Pastor Perry Noble Admits Depression, Suicidal Thoughts


In a blog published this week titled, "Should Christians take Medication for Mental Illness?," mega-church pastor Perry Noble said Christians struggling with anxiety or depression should consider taking mood-altering drugs to help them cope. He admitted that he used to believe mental illness could be treated with prayer and scripture, but Perry said he has "done a complete 180 in regards to how I used to feel about them." The leader of NewSpring Church in South Carolina credits the transformation to a period in his life that began in 2008, which he called "darkest time of my entire life." For the next three years, Noble said he wrestled with depression and even contemplated suicide. He also shares these stories in his new book, "Overwhelmed: Winning the War Against Worry," due out April 1. Here I talk to Pastor Noble about his struggle with suicidal thoughts, antidepressants, and what advice he gives Christians who have mental health issues.

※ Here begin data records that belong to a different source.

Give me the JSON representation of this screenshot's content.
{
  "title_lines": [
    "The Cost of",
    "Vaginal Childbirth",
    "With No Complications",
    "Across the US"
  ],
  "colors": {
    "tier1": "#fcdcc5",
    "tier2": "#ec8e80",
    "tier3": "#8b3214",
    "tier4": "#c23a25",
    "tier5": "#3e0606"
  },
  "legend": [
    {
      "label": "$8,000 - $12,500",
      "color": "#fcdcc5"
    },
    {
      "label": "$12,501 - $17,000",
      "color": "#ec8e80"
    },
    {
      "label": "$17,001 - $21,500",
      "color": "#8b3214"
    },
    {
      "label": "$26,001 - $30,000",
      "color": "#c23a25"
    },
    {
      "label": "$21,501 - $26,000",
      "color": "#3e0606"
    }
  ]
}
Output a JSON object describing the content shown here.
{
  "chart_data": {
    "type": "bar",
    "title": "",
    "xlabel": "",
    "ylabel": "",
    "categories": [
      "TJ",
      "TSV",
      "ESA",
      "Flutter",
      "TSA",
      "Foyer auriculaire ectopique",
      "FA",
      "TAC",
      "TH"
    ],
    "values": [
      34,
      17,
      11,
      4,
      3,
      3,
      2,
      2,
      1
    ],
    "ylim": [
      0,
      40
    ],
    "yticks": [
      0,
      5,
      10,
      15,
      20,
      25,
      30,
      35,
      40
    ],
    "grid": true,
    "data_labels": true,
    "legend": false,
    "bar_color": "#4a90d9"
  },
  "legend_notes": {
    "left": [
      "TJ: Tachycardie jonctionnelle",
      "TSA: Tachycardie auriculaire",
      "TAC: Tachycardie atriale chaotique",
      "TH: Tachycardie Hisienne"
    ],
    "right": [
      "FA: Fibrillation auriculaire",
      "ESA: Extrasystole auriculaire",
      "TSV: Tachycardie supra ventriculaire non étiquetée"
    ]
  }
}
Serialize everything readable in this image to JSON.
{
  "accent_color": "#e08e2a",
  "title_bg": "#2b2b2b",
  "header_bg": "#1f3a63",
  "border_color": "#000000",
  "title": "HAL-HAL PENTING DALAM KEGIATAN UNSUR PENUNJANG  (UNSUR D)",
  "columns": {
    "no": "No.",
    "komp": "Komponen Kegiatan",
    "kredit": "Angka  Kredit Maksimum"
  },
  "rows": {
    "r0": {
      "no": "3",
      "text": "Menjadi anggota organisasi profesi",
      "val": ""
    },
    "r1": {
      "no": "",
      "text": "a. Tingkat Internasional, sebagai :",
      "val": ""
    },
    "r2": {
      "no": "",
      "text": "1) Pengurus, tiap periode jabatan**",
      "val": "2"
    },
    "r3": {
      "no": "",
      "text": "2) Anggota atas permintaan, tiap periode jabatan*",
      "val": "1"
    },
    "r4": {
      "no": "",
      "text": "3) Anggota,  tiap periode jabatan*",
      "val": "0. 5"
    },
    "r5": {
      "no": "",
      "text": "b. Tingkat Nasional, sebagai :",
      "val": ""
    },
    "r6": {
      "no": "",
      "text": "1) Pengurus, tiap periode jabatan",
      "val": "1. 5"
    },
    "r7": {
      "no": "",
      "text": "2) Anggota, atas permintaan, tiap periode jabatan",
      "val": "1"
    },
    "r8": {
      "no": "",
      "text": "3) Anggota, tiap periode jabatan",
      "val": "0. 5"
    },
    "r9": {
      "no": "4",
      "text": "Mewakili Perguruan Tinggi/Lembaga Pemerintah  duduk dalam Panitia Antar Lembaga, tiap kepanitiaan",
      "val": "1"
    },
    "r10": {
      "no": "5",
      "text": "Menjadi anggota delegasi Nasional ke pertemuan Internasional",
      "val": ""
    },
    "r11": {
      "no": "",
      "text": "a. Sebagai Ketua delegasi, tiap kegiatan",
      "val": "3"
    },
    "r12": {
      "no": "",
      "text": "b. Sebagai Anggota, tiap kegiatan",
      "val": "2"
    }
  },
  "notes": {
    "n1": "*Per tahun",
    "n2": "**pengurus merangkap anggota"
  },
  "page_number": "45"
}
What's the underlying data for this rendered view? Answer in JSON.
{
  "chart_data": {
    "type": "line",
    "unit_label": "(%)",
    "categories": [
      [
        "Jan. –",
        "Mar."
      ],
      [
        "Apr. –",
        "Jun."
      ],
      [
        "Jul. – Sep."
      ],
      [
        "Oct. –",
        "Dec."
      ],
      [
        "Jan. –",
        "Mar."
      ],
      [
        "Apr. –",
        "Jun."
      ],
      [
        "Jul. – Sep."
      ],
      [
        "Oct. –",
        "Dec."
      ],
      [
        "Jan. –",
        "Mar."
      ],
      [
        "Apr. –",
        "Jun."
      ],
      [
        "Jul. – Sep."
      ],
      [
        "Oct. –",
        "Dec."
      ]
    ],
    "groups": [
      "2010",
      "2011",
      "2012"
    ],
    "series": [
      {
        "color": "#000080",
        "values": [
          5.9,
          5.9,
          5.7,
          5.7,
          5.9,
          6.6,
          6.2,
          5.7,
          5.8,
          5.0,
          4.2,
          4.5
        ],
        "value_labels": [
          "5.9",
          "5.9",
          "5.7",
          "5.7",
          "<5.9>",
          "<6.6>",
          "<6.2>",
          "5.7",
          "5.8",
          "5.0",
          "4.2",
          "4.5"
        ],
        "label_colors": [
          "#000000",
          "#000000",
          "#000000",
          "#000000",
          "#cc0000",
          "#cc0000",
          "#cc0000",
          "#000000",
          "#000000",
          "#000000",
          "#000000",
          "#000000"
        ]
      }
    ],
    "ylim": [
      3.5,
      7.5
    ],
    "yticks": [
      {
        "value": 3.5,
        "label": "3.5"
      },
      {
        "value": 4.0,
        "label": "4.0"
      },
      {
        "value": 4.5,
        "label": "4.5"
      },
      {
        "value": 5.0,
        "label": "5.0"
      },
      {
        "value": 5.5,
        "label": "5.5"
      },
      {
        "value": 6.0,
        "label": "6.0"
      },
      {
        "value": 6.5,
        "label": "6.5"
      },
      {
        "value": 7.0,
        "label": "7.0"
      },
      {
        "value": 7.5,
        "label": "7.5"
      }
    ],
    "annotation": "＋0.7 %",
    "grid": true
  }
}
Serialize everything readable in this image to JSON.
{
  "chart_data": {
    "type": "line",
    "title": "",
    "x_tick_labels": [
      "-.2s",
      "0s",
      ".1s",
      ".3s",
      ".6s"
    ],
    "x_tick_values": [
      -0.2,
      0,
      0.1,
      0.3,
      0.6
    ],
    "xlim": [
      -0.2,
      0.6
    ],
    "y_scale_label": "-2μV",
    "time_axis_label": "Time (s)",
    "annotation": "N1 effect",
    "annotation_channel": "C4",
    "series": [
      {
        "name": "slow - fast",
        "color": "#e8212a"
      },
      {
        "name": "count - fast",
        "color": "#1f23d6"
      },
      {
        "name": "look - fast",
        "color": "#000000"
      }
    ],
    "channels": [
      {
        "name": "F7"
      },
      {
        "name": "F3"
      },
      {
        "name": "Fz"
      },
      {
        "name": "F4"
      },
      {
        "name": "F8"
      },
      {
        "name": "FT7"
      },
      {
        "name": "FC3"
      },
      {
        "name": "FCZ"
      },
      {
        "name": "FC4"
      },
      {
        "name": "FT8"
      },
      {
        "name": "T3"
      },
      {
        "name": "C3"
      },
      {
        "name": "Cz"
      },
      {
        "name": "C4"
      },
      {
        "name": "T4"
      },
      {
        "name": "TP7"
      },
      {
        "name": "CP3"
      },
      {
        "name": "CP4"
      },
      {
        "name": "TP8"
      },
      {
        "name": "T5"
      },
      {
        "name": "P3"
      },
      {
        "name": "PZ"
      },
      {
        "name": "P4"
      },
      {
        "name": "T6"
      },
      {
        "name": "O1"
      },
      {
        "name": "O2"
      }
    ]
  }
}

RNS: You've now shared with the world that you've been depressed and considering suicide. Can you share more about your journey to that place?

PN: I was on my way home from work one day and had this thought: “I wish someone would run that red light, hit my car and kill me instantly.” Soon, my thought about someone else taking my life led to me thinking thoughts--infrequent at first, becoming more frequent as time went on--about taking my own life. I remember sitting on the back porch of my house when I reached a breaking point and actually saying, “I am going to do this.”

That thought still freaks me out. I was so close.

RNS: The use of antidepressants has increased 400% in the last 20 years. Should this concern us? What about Christians who say “Rather than medicate, we should learn to rely on God more?”